3) Rioting is bad. Looting is bad. But let’s face facts: black people riot because an explosive incident brings long-standing oppression to the surface. (As Larry Willmore put it, ‘that’s the history of America: oppression leads to rioting, over and over again. Starting with the Boston Tea Party’). White people riot because their favorite sports’ team won a championship. And while I love calls for non-violence, like David Simon’s, I find Ta-Nahisi Coates’ perspective even more compassing. The homicide of Freddie Gray must be seen in a larger context of systemic police violence in Baltimore.
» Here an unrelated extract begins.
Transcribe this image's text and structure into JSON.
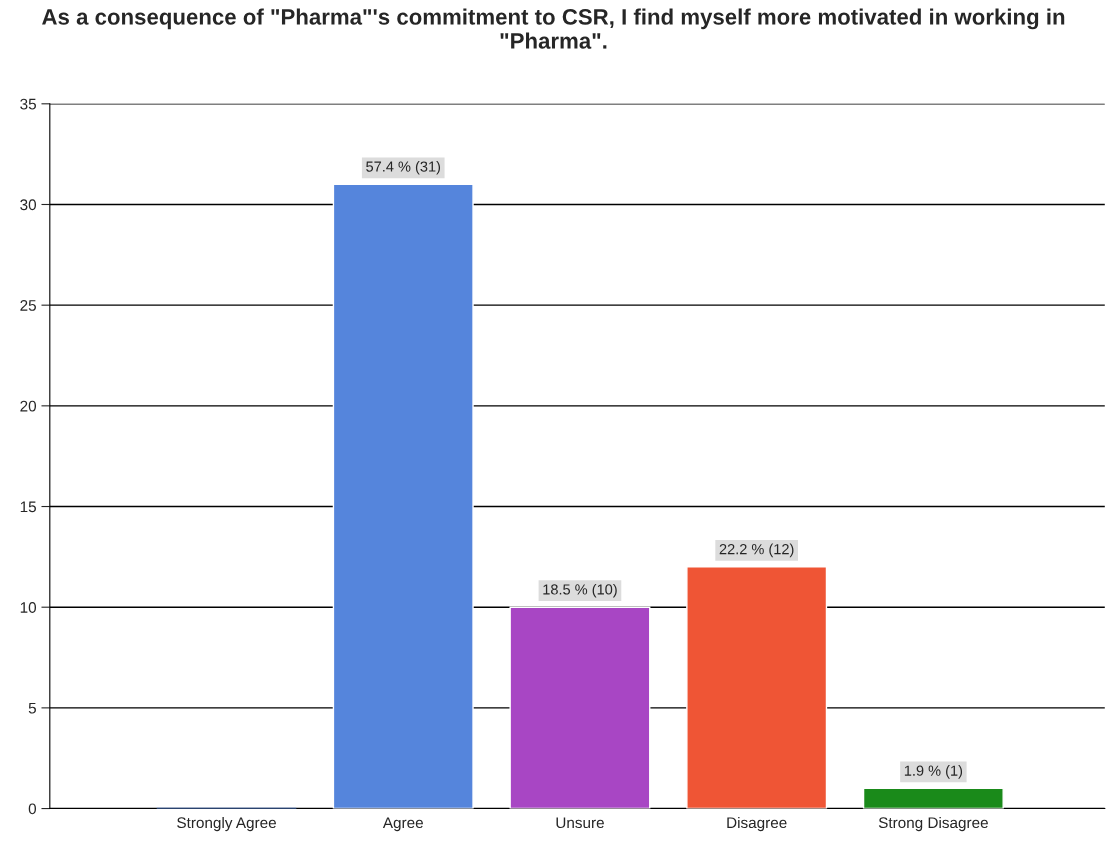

4) When Jon Stewart said, on his show yesterday, (I’m paraphrasing) ‘if we can spend a trillion dollars building schools in Afghanistan, why can’t we rebuild our inner cities and their schools and institutions’ the crowd cheered. And George Stephanopolous said ‘whenever politicians say what you just said, crowds always cheer. But then it never happens.’ So okay. We’re in an election. I’ll vote for anyone who says it: ‘let’s rebuild our schools and our cities and our infrastructure. Take half of our annual defense budget and use it at home.’ If that means that I’m voting for Bernie Sanders, so be it.
5) It’s not enough, anymore, to watch TV and feel bad about what we see. We need to fix this. We need action.